Luckily this equality holds as long as ` 0 < time < 2^64`, as for those times `time - 1 mod 2&64 = time`.
This commit changes our behavior to initialize `time` at 1 instead of 0. We don't need to worry about
the overflow case because even if the tick duration was a nanosecond, it would take ~584 years to overflow
64 bits at which point we would surely have other problems besides the momentarily incorrect ttl.

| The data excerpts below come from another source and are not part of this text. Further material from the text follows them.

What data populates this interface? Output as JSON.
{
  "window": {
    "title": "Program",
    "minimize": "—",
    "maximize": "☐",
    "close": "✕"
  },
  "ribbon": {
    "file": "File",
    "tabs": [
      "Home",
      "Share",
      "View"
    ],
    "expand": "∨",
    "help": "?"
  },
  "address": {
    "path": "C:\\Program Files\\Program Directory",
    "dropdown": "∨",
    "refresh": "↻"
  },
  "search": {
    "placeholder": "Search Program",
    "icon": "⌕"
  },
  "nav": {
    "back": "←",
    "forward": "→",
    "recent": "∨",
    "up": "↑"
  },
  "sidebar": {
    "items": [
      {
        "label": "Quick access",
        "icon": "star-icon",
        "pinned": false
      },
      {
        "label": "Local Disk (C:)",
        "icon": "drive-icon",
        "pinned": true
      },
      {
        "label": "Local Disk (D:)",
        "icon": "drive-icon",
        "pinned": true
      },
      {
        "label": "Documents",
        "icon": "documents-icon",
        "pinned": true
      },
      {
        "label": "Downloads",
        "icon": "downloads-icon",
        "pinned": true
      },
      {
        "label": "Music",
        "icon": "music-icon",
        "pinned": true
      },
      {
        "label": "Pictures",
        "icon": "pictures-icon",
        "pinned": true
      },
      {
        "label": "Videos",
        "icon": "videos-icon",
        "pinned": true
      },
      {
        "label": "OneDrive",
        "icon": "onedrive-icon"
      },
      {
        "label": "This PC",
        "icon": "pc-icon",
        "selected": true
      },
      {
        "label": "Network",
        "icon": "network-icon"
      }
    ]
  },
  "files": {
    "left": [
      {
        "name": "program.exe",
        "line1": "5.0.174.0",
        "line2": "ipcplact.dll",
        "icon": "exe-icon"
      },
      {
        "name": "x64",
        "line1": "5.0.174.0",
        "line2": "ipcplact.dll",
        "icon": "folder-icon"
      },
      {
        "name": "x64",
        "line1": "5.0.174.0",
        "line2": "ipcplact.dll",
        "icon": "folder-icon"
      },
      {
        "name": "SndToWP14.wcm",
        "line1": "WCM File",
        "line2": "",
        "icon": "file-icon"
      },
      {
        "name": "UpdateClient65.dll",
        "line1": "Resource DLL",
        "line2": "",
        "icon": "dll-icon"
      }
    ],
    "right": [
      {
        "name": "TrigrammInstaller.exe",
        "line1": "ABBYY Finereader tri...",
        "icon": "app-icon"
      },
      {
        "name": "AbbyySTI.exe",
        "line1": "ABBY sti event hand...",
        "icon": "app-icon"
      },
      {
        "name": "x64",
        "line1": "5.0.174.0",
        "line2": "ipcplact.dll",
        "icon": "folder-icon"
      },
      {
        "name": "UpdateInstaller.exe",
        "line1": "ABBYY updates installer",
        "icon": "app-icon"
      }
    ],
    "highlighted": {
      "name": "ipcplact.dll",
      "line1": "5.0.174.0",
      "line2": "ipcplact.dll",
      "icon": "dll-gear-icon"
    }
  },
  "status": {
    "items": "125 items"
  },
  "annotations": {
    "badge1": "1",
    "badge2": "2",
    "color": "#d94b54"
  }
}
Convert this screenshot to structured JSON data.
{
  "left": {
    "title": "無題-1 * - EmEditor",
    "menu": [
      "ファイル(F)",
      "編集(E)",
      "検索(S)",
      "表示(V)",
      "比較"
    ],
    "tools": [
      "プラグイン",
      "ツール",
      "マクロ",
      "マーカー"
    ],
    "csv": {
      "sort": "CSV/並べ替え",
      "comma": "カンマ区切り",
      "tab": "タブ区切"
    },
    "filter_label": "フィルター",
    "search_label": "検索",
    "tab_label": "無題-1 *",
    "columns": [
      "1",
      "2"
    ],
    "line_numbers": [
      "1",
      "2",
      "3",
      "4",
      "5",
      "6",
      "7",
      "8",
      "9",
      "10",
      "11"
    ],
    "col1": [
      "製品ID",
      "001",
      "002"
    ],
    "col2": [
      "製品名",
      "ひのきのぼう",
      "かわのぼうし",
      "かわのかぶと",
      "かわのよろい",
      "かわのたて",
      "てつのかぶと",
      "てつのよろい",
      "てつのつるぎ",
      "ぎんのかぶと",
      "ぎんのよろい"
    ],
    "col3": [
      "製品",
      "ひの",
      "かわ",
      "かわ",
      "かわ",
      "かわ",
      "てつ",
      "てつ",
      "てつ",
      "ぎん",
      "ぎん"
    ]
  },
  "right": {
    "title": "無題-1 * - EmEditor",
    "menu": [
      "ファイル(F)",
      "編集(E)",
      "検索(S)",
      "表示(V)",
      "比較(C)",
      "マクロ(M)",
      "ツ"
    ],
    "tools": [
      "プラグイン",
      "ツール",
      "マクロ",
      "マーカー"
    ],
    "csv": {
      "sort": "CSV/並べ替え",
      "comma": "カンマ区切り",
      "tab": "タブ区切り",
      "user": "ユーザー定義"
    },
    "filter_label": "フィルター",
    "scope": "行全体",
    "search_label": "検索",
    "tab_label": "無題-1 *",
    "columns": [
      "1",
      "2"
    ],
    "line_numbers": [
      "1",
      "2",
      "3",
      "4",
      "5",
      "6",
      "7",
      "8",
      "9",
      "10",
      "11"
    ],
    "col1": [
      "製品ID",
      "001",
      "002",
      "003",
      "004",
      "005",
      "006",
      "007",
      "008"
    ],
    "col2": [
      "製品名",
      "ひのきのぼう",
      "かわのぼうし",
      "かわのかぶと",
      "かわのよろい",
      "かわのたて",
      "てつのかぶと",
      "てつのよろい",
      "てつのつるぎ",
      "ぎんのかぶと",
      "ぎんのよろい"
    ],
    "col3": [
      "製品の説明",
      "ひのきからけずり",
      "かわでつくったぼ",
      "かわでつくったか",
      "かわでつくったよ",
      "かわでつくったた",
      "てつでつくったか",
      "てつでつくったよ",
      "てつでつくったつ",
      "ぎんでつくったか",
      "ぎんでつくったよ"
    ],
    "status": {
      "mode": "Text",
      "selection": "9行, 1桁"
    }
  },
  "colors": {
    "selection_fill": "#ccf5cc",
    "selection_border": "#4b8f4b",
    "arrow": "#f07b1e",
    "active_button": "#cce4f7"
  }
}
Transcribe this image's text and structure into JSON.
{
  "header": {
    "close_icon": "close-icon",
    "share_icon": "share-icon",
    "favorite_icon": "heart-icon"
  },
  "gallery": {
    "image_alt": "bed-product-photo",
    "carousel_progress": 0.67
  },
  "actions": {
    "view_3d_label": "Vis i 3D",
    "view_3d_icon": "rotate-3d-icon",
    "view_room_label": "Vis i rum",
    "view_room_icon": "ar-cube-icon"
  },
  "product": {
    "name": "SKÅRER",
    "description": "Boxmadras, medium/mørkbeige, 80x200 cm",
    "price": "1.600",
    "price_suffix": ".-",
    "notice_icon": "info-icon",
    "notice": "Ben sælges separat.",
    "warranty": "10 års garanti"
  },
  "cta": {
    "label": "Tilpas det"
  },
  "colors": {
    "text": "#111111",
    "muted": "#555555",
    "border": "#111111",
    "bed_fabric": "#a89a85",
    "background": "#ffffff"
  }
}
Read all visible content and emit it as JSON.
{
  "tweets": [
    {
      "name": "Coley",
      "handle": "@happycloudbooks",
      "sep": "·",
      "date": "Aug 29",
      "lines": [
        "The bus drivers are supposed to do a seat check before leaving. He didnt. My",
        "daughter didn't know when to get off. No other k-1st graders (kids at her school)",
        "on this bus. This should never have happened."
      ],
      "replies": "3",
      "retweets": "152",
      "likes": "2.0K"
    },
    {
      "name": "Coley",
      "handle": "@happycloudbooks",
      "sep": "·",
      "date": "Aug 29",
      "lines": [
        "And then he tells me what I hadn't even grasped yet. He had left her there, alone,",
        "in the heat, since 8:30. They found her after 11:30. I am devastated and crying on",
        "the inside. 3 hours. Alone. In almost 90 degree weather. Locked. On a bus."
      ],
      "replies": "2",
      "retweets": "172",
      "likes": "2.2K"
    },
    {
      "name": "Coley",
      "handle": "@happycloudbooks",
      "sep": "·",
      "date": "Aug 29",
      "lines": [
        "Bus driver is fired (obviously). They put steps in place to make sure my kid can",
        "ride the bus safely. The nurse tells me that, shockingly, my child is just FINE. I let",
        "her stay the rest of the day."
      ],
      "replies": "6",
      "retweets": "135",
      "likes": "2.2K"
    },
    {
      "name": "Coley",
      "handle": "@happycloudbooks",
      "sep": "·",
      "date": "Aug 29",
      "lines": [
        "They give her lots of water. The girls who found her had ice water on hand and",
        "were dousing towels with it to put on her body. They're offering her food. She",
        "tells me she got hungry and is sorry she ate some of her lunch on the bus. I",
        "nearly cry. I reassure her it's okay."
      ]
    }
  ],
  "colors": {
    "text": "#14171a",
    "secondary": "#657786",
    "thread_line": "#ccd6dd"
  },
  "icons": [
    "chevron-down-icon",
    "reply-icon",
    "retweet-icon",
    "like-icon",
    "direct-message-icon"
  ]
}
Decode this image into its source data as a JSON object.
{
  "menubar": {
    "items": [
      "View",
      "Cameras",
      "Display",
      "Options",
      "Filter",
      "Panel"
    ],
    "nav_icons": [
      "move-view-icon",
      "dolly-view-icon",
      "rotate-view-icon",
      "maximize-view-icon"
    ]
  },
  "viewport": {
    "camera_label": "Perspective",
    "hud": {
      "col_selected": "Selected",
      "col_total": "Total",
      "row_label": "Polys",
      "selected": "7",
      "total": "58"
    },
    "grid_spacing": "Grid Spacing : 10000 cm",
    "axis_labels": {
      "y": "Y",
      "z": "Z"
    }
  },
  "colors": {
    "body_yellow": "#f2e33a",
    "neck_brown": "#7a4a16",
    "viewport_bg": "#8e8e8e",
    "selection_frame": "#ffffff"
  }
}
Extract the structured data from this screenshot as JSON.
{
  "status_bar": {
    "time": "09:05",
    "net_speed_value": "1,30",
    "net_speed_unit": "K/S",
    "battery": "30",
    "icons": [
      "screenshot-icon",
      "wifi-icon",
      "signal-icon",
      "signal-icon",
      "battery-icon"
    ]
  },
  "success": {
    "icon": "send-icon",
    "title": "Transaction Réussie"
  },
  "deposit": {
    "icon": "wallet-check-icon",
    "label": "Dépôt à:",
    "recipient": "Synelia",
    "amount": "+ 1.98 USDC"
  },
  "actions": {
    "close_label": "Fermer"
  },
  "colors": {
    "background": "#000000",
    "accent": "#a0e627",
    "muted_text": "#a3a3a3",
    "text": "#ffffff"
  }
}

For
the underflow case, this should primarily help with unit tests above anything else, as the bug
only happened at `time = 0`.
---
 src/common/ttl_map.rs | 31 ++++++++++++++++++++++++++++++-
 1 file changed, 30 insertions(+), 1 deletion(-)

diff --git a/src/common/ttl_map.rs b/src/common/ttl_map.rs
index 76c95266..2ccbc6fd 100644
--- a/src/common/ttl_map.rs
+++ b/src/common/ttl_map.rs
@@ -184,7 +184,8 @@ where
         Self {
             buckets,
             data: stage_targets,
-            time: Arc::new(AtomicU64::new(0)),
+            // Explicitly initialize `time` to 1 to avoid underflow issues with circular buffer.
+            time: Arc::new(AtomicU64::new(1)),
             gc_scheduler_task: None,
             config,
             #[cfg(test)]
@@ -446,6 +447,34 @@ mod tests {
         assert!(final_time < 100);
     }
 
+    #[tokio::test]
+    async fn test_initial_time() {
+        // Create a map with 7 buckets. 7 is chosen specifically as it
+        // has the property that (2^64 - 1) % 7 = 1, whereas (0 - 1) % 7 = 6.
+        let ttl_map = TTLMap::<String, i32>::_new(TTLMapConfig {
+            ttl: Duration::from_millis(70),
+            tick: Duration::from_millis(10),
+        });
+
+        ttl_map.get_or_init("test_key".to_string(), || 999);
+
+        // Advance GC 3 times, which shouldn't free the first key.
+        for _ in 0..3 {
+            TTLMap::<String, i32>::gc(ttl_map.time.clone(), &ttl_map.buckets);
+        }
+
+        tokio::time::sleep(Duration::from_millis(10)).await;
+        // Check that we still have our key. Have to wait before asserting to avoid the assertion
+        // being spuriously true.
+        assert_eq!(ttl_map.data.len(), 1);
+
+        // Run GC for 4 more steps, at which point the first key should be removed.
+        for _ in 0..4 {
+            TTLMap::<String, i32>::gc(ttl_map.time.clone(), &ttl_map.buckets);
+        }
+        assert_eventually(|| ttl_map.data.is_empty(), Duration::from_millis(100)).await;
+    }
+
     // Run with `cargo test bench_lock_contention --release -- --nocapture` to see output.
     #[tokio::test(flavor = "multi_thread", worker_threads = 16)]
     async fn bench_lock_contention() {